Jon Jones also possesses a ridiculous level of durability which allows him to get away with things other fighters cannot. Now while athleticism is important in MMA it is not the be all and end all of the sport. This especially when making considerations as to who is the greatest of all time.
Performance Enhancing Drugs
Now many critics of Jones will claim his Performance Enhancing Drug (PED) use is enough to eliminate him from the conversation of GOAT. The PED scandals around Jones are not clear cut enough to lay an indictment of his whole career. In fact the reality of drugs in sports is that we are often unlikely to know who exactly is abusing PEDs and who isn’t. Also PED use has no value in this discussion anyway.
There is no GOAT
Questions should be asked about the validity of discussions around who is the best ever. The criteria is always going to be subjective, based on whatever the person developing the criteria thinks is important. Khabib Nurmagomedov is not going to think being the best striker is important. Israel Adesanya might not think being the best grappler is important. Alexander Volkanovski might argue that a rounded game is what matters most. Who can argue that any of them are wrong. It is also important to note how rapidly the meta of MMA has shifted in the past 30 years.

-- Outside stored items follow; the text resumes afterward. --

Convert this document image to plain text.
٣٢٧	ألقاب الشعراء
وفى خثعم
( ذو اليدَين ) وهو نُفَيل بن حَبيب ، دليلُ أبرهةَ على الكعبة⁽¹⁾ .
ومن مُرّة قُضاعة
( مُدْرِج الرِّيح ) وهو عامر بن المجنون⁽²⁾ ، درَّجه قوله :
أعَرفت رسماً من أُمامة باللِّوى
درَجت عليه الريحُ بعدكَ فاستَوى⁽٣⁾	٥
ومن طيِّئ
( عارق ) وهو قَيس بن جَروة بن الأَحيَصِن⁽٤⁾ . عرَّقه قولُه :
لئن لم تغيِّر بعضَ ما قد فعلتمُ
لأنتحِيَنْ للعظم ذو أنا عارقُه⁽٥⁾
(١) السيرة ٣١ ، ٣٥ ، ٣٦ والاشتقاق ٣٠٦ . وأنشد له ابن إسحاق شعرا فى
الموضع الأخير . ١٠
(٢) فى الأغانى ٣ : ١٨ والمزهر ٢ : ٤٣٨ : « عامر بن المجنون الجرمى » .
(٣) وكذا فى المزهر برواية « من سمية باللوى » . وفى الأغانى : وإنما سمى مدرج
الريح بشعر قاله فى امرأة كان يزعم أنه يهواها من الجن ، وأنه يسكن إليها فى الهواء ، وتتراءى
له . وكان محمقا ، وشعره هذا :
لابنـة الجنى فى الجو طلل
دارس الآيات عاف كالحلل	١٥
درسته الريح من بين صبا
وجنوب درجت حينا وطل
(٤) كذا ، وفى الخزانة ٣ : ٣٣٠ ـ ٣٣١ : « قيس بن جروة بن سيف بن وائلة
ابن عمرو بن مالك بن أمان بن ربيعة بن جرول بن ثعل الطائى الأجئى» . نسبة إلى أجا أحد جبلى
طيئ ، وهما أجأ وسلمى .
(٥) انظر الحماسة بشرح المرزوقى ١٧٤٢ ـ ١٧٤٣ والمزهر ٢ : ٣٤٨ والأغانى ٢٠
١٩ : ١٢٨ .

A journeyman fighter in today’s game would likely beat the breaks off all of the competitors in the first UFC. They likely would have a great deal of success 10 to 15 years ago as well. This sport is still in its infancy where tactics and technique have not met each other yet. MMA is still a dumb baby and its dumb to be calling for the GOAT because we don’t really even know what greatness is. While there are fighters who look better according to the criteria above, they are not the best ever. Jose Aldo has beaten significant and varied competition over a long period of time. Jose Aldo is also someone who is able to gas himself out by trying to dodge feints.
Jon Jones Is Not the Greatest of All Time
Jon Jones has fought at the highest level of the light-heavyweight division for almost a decade. This is an amazing achievement, especially considering how difficult it is to win consistently at the higher weight classes. Jones is certainly the greatest light-heavyweight but that’s not the same thing as being the greatest fighter ever. At UFC 247 Jones faces the second real test of his career in Dominick Reyes. In this fight we will see how his greatness holds up.
There is never going to be a fighter who is the best at everything. MMA is too complex for that. Which means arguments around who is the GOAT are flawed, since we will always eliminate parameters. A point for the GOAT discussion is that we can talk about what makes a fighter great. If we want to have a discussion about why someone is great we should just talk about it. MMA is too young and is evolving too fast to give any merit to Greatest of All Time discussions.